Heute können wir folgendes sagen: Die Mauer ging am 13 August 1961 hoch und am 9. November 1989 nieder. Die Mauer bestand insgesamt 10.315 Tage lang. Seit dem 9 November 1989 bis heute, zum 9. November 2017, sind 10.227 Tage vergangen. Es wird also nochmal rund drei Monate dauern, bis die beiden Hälften dieser Gleichung sich austariert haben werden, und wir eben so lange nach dem Fall der Mauer leben werden wie vor dem Fall der Mauer.

"Was bleibt übrig, wenn der Mensch verreckt? Das Insekt…das Insekt." Foto: Archiv Tom Appleton, Berlin 1985

Die Mauer wird als Horror-Monster der deutschen Geschichte wie ein Kadaver, den eine Schlange verschluckt und schließlich wieder ausgeschieden hat, in die Vergangenheit zurücksinken. Ihre Funktion wird einzig darin bestanden haben, Millionen von Menschen ein Leid anzutun, ihnen Freude und Lebenslust zu nehmen.

Das Einzige, was vielleicht den Bücherfreund beglücken mag, sind die ausgezeichneten DDR-Editionen, die, auf Klopapier gedruckt, bereits zu verrotten beginnen, und von keinem West-Verlag jemals nachgedruckt werden können, weil zu teuer.

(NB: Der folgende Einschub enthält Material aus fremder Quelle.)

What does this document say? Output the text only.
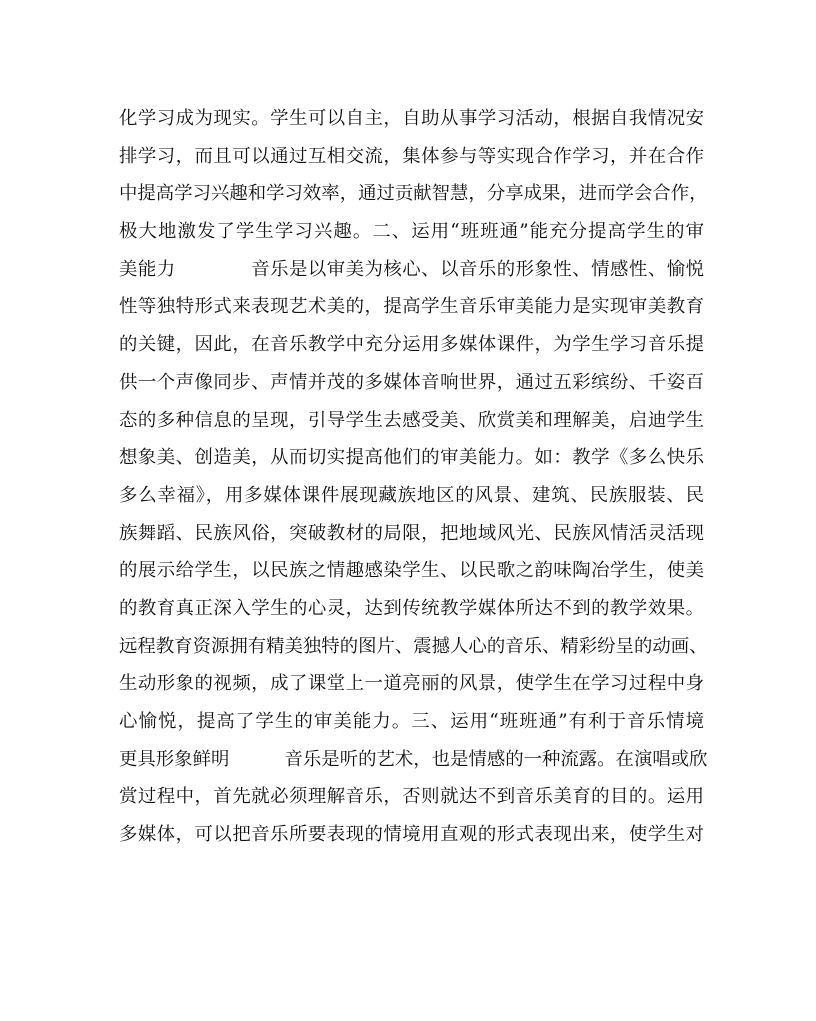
化学习成为现实。学生可以自主，自助从事学习活动，根据自我情况安
排学习，而且可以通过互相交流，集体参与等实现合作学习，并在合作
中提高学习兴趣和学习效率，通过贡献智慧，分享成果，进而学会合作，
极大地激发了学生学习兴趣。二、运用“班班通”能充分提高学生的审
美能力　　　　音乐是以审美为核心、以音乐的形象性、情感性、愉悦
性等独特形式来表现艺术美的，提高学生音乐审美能力是实现审美教育
的关键，因此，在音乐教学中充分运用多媒体课件，为学生学习音乐提
供一个声像同步、声情并茂的多媒体音响世界，通过五彩缤纷、千姿百
态的多种信息的呈现，引导学生去感受美、欣赏美和理解美，启迪学生
想象美、创造美，从而切实提高他们的审美能力。如：教学《多么快乐
多么幸福》，用多媒体课件展现藏族地区的风景、建筑、民族服装、民
族舞蹈、民族风俗，突破教材的局限，把地域风光、民族风情活灵活现
的展示给学生，以民族之情趣感染学生、以民歌之韵味陶冶学生，使美
的教育真正深入学生的心灵，达到传统教学媒体所达不到的教学效果。
远程教育资源拥有精美独特的图片、震撼人心的音乐、精彩纷呈的动画、
生动形象的视频，成了课堂上一道亮丽的风景，使学生在学习过程中身
心愉悦，提高了学生的审美能力。三、运用“班班通”有利于音乐情境
更具形象鲜明　　　音乐是听的艺术，也是情感的一种流露。在演唱或欣
赏过程中，首先就必须理解音乐，否则就达不到音乐美育的目的。运用
多媒体，可以把音乐所要表现的情境用直观的形式表现出来，使学生对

Vielleicht, wenn Trumps Mexiko-Projekt einmal klappt, wird es dereinst in Mexiko einen Knast-Verlag geben, der die DDR-Bücher als schöne amerikanische Leinenbände nachdruckt. Dann bäte ich als erstes um die "Deutsche Grammatik" von Gerhard Helbig und Joachim Busch. Untertitel: "Ein Handbuch für den Ausländerunterricht."